Calder v. Jones, 465 U.S. 783 (1984)


FACTS:

Respondent lives and works in California. She and her husband brought this suit against
the National Enquirer, Inc., its local distributing company, and petitioners for libel, invasion of
privacy, and intentional infliction of emotional harm. The Enquirer is a Florida corporation with
its principal place of business in Florida. About 600,000 of those copies, almost twice the level
of the next highest State, are sold in California. Respondent's and her husband's claims were
based on an article that appeared in the Enquirer's October 9, 1979, issue. Both the Enquirer
and the distributing company answered the complaint and made no objection to the
jurisdiction of the California court.
Petitioner South is a reporter employed by the Enquirer. He is a resident of Florida,
though he frequently travels to California on business. South wrote the first draft of the
challenged article, and his byline appeared on it. He did most of his research in Florida,
relying on phone calls to sources in California for the information contained in the article.
Shortly before publication, South called respondent's home and read to her husband a draft of
the article so as to elicit his comments upon it. Aside from his frequent trips and phone calls,
South has no other relevant contacts with California.

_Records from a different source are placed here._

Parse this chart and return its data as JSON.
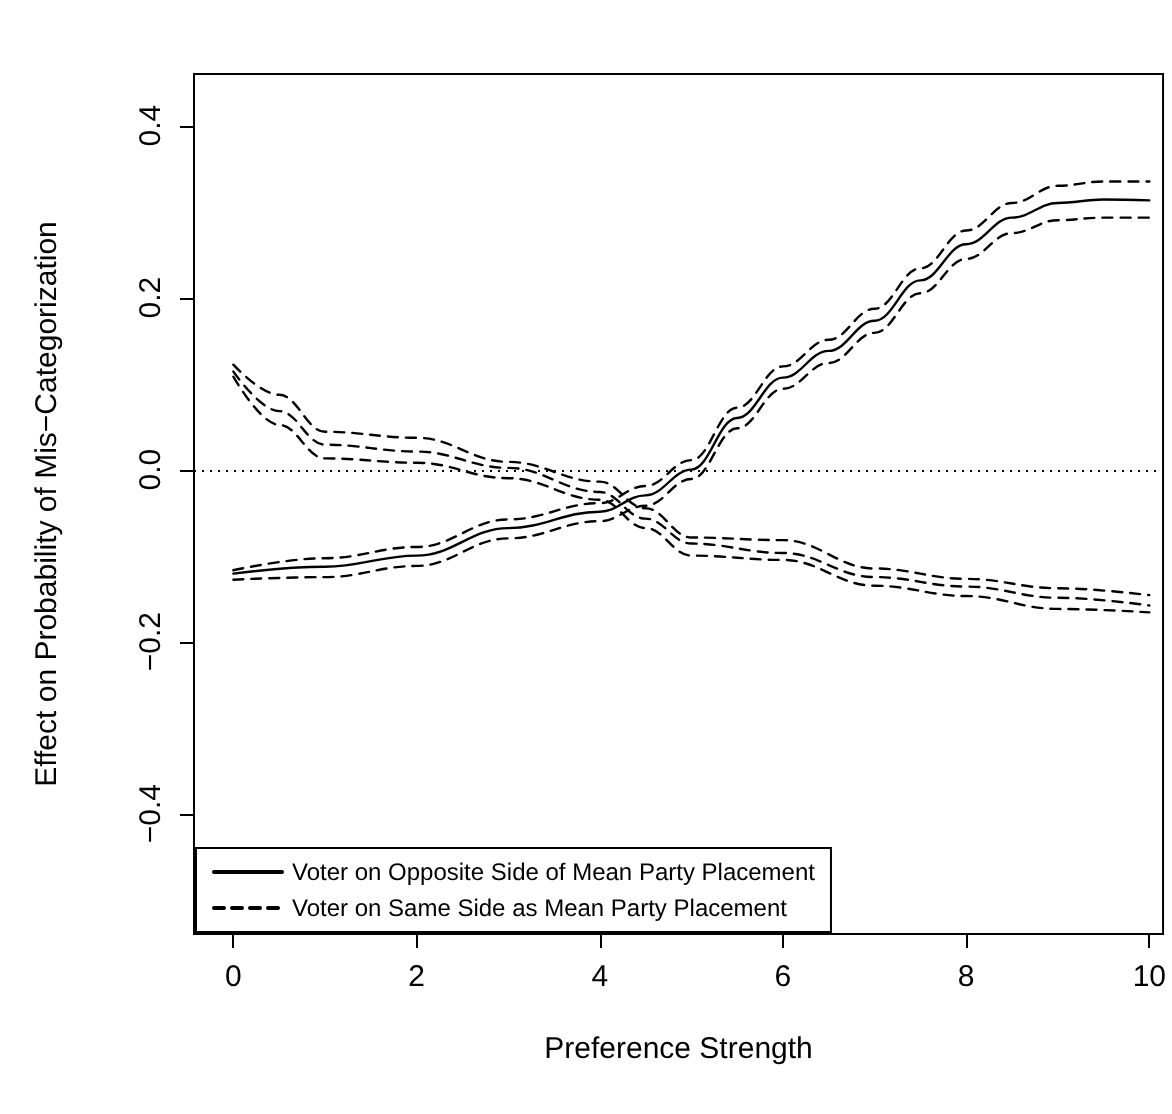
{
  "chart_data": {
    "type": "line",
    "xlabel": "Preference Strength",
    "ylabel": "Effect on Probability of Mis−Categorization",
    "xlim": [
      -0.43,
      10.15
    ],
    "xticks": [
      0,
      2,
      4,
      6,
      8,
      10
    ],
    "ylim": [
      -0.54,
      0.46
    ],
    "yticks": [
      {
        "value": -0.4,
        "label": "−0.4"
      },
      {
        "value": -0.2,
        "label": "−0.2"
      },
      {
        "value": 0,
        "label": "0.0"
      },
      0.2,
      0.4
    ],
    "grid": false,
    "legend": "bottom left",
    "marker": "none",
    "ref_lines": [
      {
        "axis": "y",
        "value": 0,
        "line_style": "dotted",
        "color": "#000000"
      }
    ],
    "series": [
      {
        "name": "Voter on Opposite Side of Mean Party Placement",
        "color": "#000000",
        "line_style": "solid",
        "x": [
          0,
          1,
          2,
          3,
          4,
          4.5,
          5,
          5.5,
          6,
          6.5,
          7,
          7.5,
          8,
          8.5,
          9,
          9.5,
          10
        ],
        "values": [
          -0.121,
          -0.113,
          -0.1,
          -0.068,
          -0.049,
          -0.03,
          0.0,
          0.06,
          0.107,
          0.138,
          0.173,
          0.22,
          0.262,
          0.293,
          0.31,
          0.314,
          0.313
        ]
      },
      {
        "color": "#000000",
        "line_style": "dashed",
        "x": [
          0,
          1,
          2,
          3,
          4,
          4.5,
          5,
          5.5,
          6,
          6.5,
          7,
          7.5,
          8,
          8.5,
          9,
          9.5,
          10
        ],
        "values": [
          -0.117,
          -0.103,
          -0.09,
          -0.058,
          -0.039,
          -0.019,
          0.011,
          0.072,
          0.12,
          0.151,
          0.187,
          0.234,
          0.278,
          0.31,
          0.33,
          0.335,
          0.335
        ]
      },
      {
        "color": "#000000",
        "line_style": "dashed",
        "x": [
          0,
          1,
          2,
          3,
          4,
          4.5,
          5,
          5.5,
          6,
          6.5,
          7,
          7.5,
          8,
          8.5,
          9,
          9.5,
          10
        ],
        "values": [
          -0.128,
          -0.125,
          -0.112,
          -0.08,
          -0.06,
          -0.042,
          -0.011,
          0.048,
          0.094,
          0.124,
          0.159,
          0.205,
          0.245,
          0.275,
          0.29,
          0.293,
          0.293
        ]
      },
      {
        "name": "Voter on Same Side as Mean Party Placement",
        "color": "#000000",
        "line_style": "dashed",
        "x": [
          0,
          0.5,
          1,
          2,
          3,
          4,
          4.5,
          5,
          6,
          7,
          8,
          9,
          10
        ],
        "values": [
          0.114,
          0.068,
          0.029,
          0.021,
          0.002,
          -0.026,
          -0.057,
          -0.086,
          -0.097,
          -0.125,
          -0.136,
          -0.149,
          -0.158
        ]
      },
      {
        "color": "#000000",
        "line_style": "dashed",
        "x": [
          0,
          0.5,
          1,
          2,
          3,
          4,
          4.5,
          5,
          6,
          7,
          8,
          9,
          10
        ],
        "values": [
          0.122,
          0.087,
          0.044,
          0.037,
          0.009,
          -0.014,
          -0.045,
          -0.079,
          -0.082,
          -0.115,
          -0.127,
          -0.138,
          -0.146
        ]
      },
      {
        "color": "#000000",
        "line_style": "dashed",
        "x": [
          0,
          0.5,
          1,
          2,
          3,
          4,
          4.5,
          5,
          6,
          7,
          8,
          9,
          10
        ],
        "values": [
          0.108,
          0.052,
          0.013,
          0.008,
          -0.01,
          -0.035,
          -0.068,
          -0.1,
          -0.105,
          -0.135,
          -0.147,
          -0.162,
          -0.166
        ]
      }
    ]
  }
}
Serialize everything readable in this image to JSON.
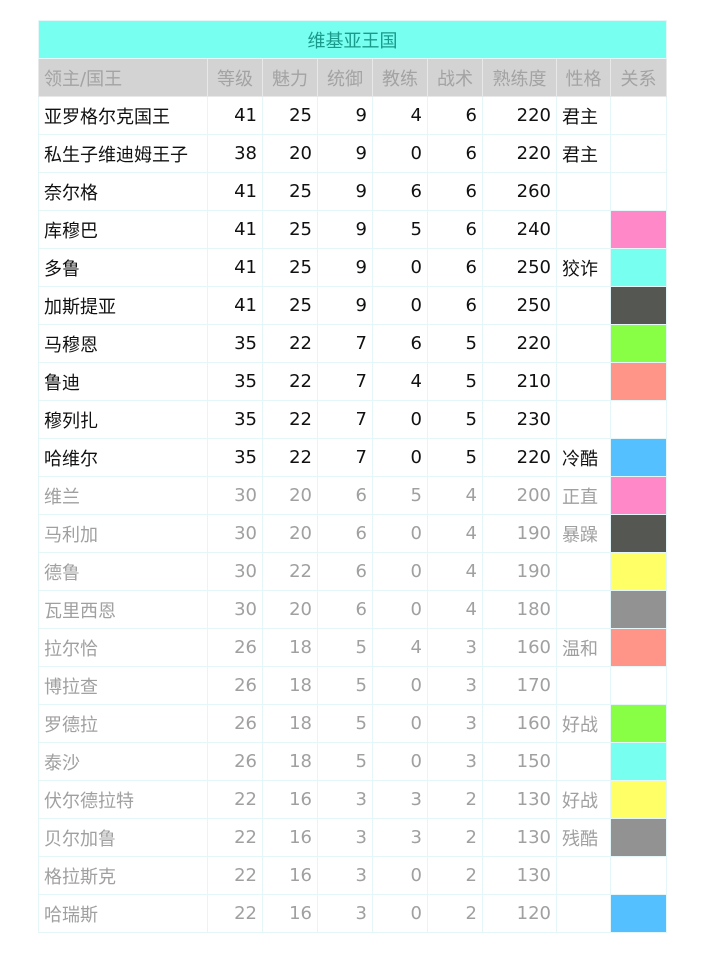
{
  "title": "维基亚王国",
  "headers": [
    "领主/国王",
    "等级",
    "魅力",
    "统御",
    "教练",
    "战术",
    "熟练度",
    "性格",
    "关系"
  ],
  "relation_colors": {
    "pink": "#ff88c8",
    "cyan": "#77fff0",
    "dark": "#555753",
    "green": "#88ff44",
    "salmon": "#ff9488",
    "blue": "#55c0ff",
    "yellow": "#ffff66",
    "gray": "#929292"
  },
  "rows": [
    {
      "name": "亚罗格尔克国王",
      "level": "41",
      "charisma": "25",
      "leadership": "9",
      "trainer": "4",
      "tactics": "6",
      "proficiency": "220",
      "trait": "君主",
      "relation": "",
      "active": true
    },
    {
      "name": "私生子维迪姆王子",
      "level": "38",
      "charisma": "20",
      "leadership": "9",
      "trainer": "0",
      "tactics": "6",
      "proficiency": "220",
      "trait": "君主",
      "relation": "",
      "active": true
    },
    {
      "name": "奈尔格",
      "level": "41",
      "charisma": "25",
      "leadership": "9",
      "trainer": "6",
      "tactics": "6",
      "proficiency": "260",
      "trait": "",
      "relation": "",
      "active": true
    },
    {
      "name": "库穆巴",
      "level": "41",
      "charisma": "25",
      "leadership": "9",
      "trainer": "5",
      "tactics": "6",
      "proficiency": "240",
      "trait": "",
      "relation": "pink",
      "active": true
    },
    {
      "name": "多鲁",
      "level": "41",
      "charisma": "25",
      "leadership": "9",
      "trainer": "0",
      "tactics": "6",
      "proficiency": "250",
      "trait": "狡诈",
      "relation": "cyan",
      "active": true
    },
    {
      "name": "加斯提亚",
      "level": "41",
      "charisma": "25",
      "leadership": "9",
      "trainer": "0",
      "tactics": "6",
      "proficiency": "250",
      "trait": "",
      "relation": "dark",
      "active": true
    },
    {
      "name": "马穆恩",
      "level": "35",
      "charisma": "22",
      "leadership": "7",
      "trainer": "6",
      "tactics": "5",
      "proficiency": "220",
      "trait": "",
      "relation": "green",
      "active": true
    },
    {
      "name": "鲁迪",
      "level": "35",
      "charisma": "22",
      "leadership": "7",
      "trainer": "4",
      "tactics": "5",
      "proficiency": "210",
      "trait": "",
      "relation": "salmon",
      "active": true
    },
    {
      "name": "穆列扎",
      "level": "35",
      "charisma": "22",
      "leadership": "7",
      "trainer": "0",
      "tactics": "5",
      "proficiency": "230",
      "trait": "",
      "relation": "",
      "active": true
    },
    {
      "name": "哈维尔",
      "level": "35",
      "charisma": "22",
      "leadership": "7",
      "trainer": "0",
      "tactics": "5",
      "proficiency": "220",
      "trait": "冷酷",
      "relation": "blue",
      "active": true
    },
    {
      "name": "维兰",
      "level": "30",
      "charisma": "20",
      "leadership": "6",
      "trainer": "5",
      "tactics": "4",
      "proficiency": "200",
      "trait": "正直",
      "relation": "pink",
      "active": false
    },
    {
      "name": "马利加",
      "level": "30",
      "charisma": "20",
      "leadership": "6",
      "trainer": "0",
      "tactics": "4",
      "proficiency": "190",
      "trait": "暴躁",
      "relation": "dark",
      "active": false
    },
    {
      "name": "德鲁",
      "level": "30",
      "charisma": "22",
      "leadership": "6",
      "trainer": "0",
      "tactics": "4",
      "proficiency": "190",
      "trait": "",
      "relation": "yellow",
      "active": false
    },
    {
      "name": "瓦里西恩",
      "level": "30",
      "charisma": "20",
      "leadership": "6",
      "trainer": "0",
      "tactics": "4",
      "proficiency": "180",
      "trait": "",
      "relation": "gray",
      "active": false
    },
    {
      "name": "拉尔恰",
      "level": "26",
      "charisma": "18",
      "leadership": "5",
      "trainer": "4",
      "tactics": "3",
      "proficiency": "160",
      "trait": "温和",
      "relation": "salmon",
      "active": false
    },
    {
      "name": "博拉查",
      "level": "26",
      "charisma": "18",
      "leadership": "5",
      "trainer": "0",
      "tactics": "3",
      "proficiency": "170",
      "trait": "",
      "relation": "",
      "active": false
    },
    {
      "name": "罗德拉",
      "level": "26",
      "charisma": "18",
      "leadership": "5",
      "trainer": "0",
      "tactics": "3",
      "proficiency": "160",
      "trait": "好战",
      "relation": "green",
      "active": false
    },
    {
      "name": "泰沙",
      "level": "26",
      "charisma": "18",
      "leadership": "5",
      "trainer": "0",
      "tactics": "3",
      "proficiency": "150",
      "trait": "",
      "relation": "cyan",
      "active": false
    },
    {
      "name": "伏尔德拉特",
      "level": "22",
      "charisma": "16",
      "leadership": "3",
      "trainer": "3",
      "tactics": "2",
      "proficiency": "130",
      "trait": "好战",
      "relation": "yellow",
      "active": false
    },
    {
      "name": "贝尔加鲁",
      "level": "22",
      "charisma": "16",
      "leadership": "3",
      "trainer": "3",
      "tactics": "2",
      "proficiency": "130",
      "trait": "残酷",
      "relation": "gray",
      "active": false
    },
    {
      "name": "格拉斯克",
      "level": "22",
      "charisma": "16",
      "leadership": "3",
      "trainer": "0",
      "tactics": "2",
      "proficiency": "130",
      "trait": "",
      "relation": "",
      "active": false
    },
    {
      "name": "哈瑞斯",
      "level": "22",
      "charisma": "16",
      "leadership": "3",
      "trainer": "0",
      "tactics": "2",
      "proficiency": "120",
      "trait": "",
      "relation": "blue",
      "active": false
    }
  ]
}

Petitioner Calder is also a Florida resident. He has been to California only twice -- once,
on a pleasure trip, prior to the publication of the article and once after to testify in an unrelated
trial. Calder is president and editor of the Enquirer. He "oversee[s] just about every function of
the Enquirer." He reviewed and approved the initial evaluation of the subject of the article and
edited it in its final form. He also declined to print a retraction requested by respondent.
Calder has no other relevant contacts with California.

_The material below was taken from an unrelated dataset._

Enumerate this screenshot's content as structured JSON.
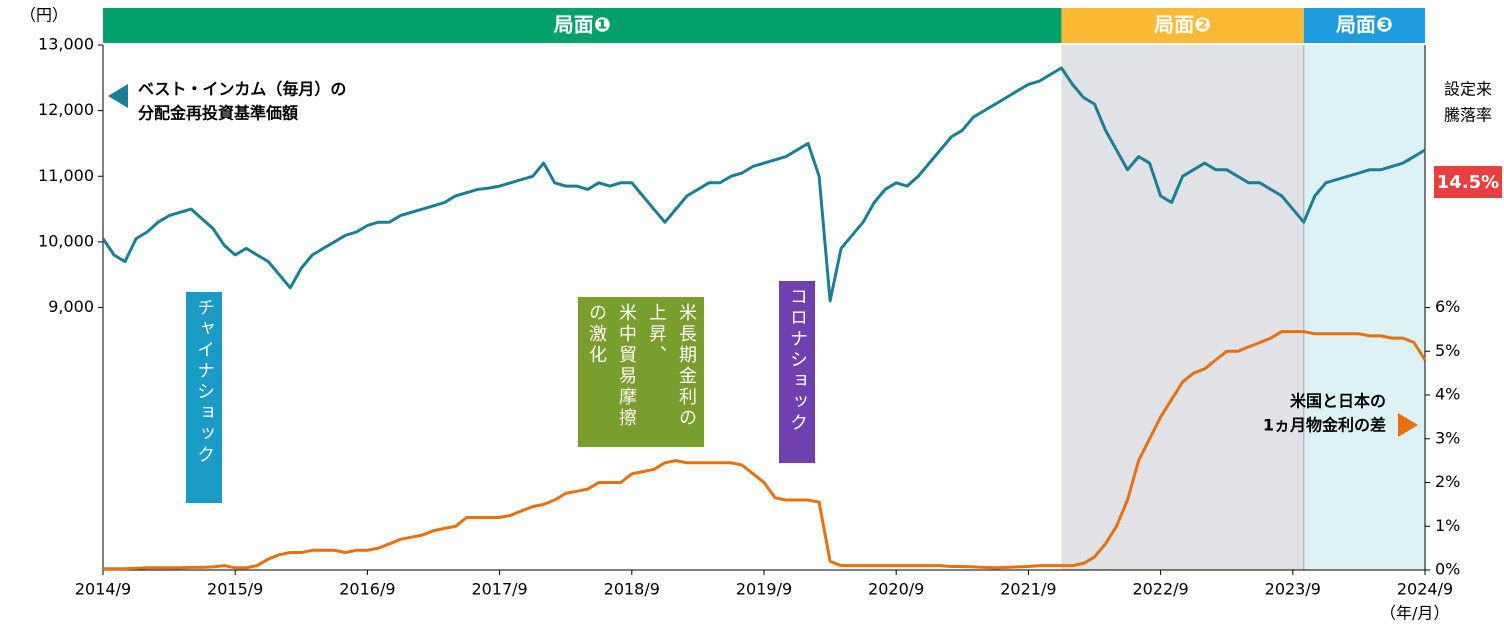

Petitioners were served with process by mail in Florida and caused special appearances
to be entered on their behalf, moving to quash the service of process for lack of personal
jurisdiction.

ISSUE:

Can a state exercise jurisdiction over a petitioner if the he aimed "bad actions" towards
that forum state?

HELD:

Yes. A state can exercise jurisdiction over a petitioner based on the "effects test" - a state
has power to exercise personal jurisdiction over a party who causes effects in a state by an
act done elsewhere with respect to any cause of action arising from these effects.

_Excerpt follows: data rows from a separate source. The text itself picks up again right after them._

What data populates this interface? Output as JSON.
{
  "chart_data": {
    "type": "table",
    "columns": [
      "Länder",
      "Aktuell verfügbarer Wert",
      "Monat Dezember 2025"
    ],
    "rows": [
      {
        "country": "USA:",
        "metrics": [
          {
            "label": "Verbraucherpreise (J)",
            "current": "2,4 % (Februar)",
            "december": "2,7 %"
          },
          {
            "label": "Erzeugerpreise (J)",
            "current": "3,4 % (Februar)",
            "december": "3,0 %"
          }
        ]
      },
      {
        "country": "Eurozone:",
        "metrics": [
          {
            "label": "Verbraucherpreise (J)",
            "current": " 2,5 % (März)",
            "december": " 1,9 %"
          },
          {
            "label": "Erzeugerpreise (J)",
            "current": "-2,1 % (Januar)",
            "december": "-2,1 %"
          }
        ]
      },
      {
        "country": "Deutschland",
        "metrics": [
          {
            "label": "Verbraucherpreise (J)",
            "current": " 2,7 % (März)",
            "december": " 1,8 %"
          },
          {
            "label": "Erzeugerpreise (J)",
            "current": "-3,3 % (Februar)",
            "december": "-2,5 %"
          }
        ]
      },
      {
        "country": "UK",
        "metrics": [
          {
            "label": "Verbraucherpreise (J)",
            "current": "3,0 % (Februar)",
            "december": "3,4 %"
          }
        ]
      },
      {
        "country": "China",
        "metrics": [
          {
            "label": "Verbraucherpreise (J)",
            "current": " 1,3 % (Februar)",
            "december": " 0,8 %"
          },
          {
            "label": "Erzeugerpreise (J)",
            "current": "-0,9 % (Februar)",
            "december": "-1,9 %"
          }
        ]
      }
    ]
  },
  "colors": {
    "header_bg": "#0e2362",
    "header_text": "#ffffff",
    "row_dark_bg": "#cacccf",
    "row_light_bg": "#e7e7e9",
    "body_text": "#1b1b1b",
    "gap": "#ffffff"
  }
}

The allegedly libelous story concerned the California activities of a California resident. It
impugned the professionalism of an entertainer whose television career was centered in
California. The article was drawn from California sources, and the brunt of the harm, in terms
both of respondent's emotional distress and the injury to her professional reputation, was
suffered in California. In sum, California is the focal point both of the story and of the harm
suffered. Jurisdiction over petitioners is therefore proper in California based on the "effects" of
their Florida conduct in California. Their intentional, and allegedly tortious, actions were
expressly aimed at California. Petitioner South wrote and petitioner Calder edited an article
that they knew would have a potentially devastating impact upon respondent. And they knew
that the brunt of that injury would be felt by respondent in the State in which she lives and
works and in which the National Enquirer has its largest circulation. Under the circumstances,
petitioners must "reasonably anticipate being haled into court there" to answer for the truth of
the statements made in their article.

An individual injured in California need not go to Florida to seek redress from persons
who, though remaining in Florida, knowingly cause the injury in California.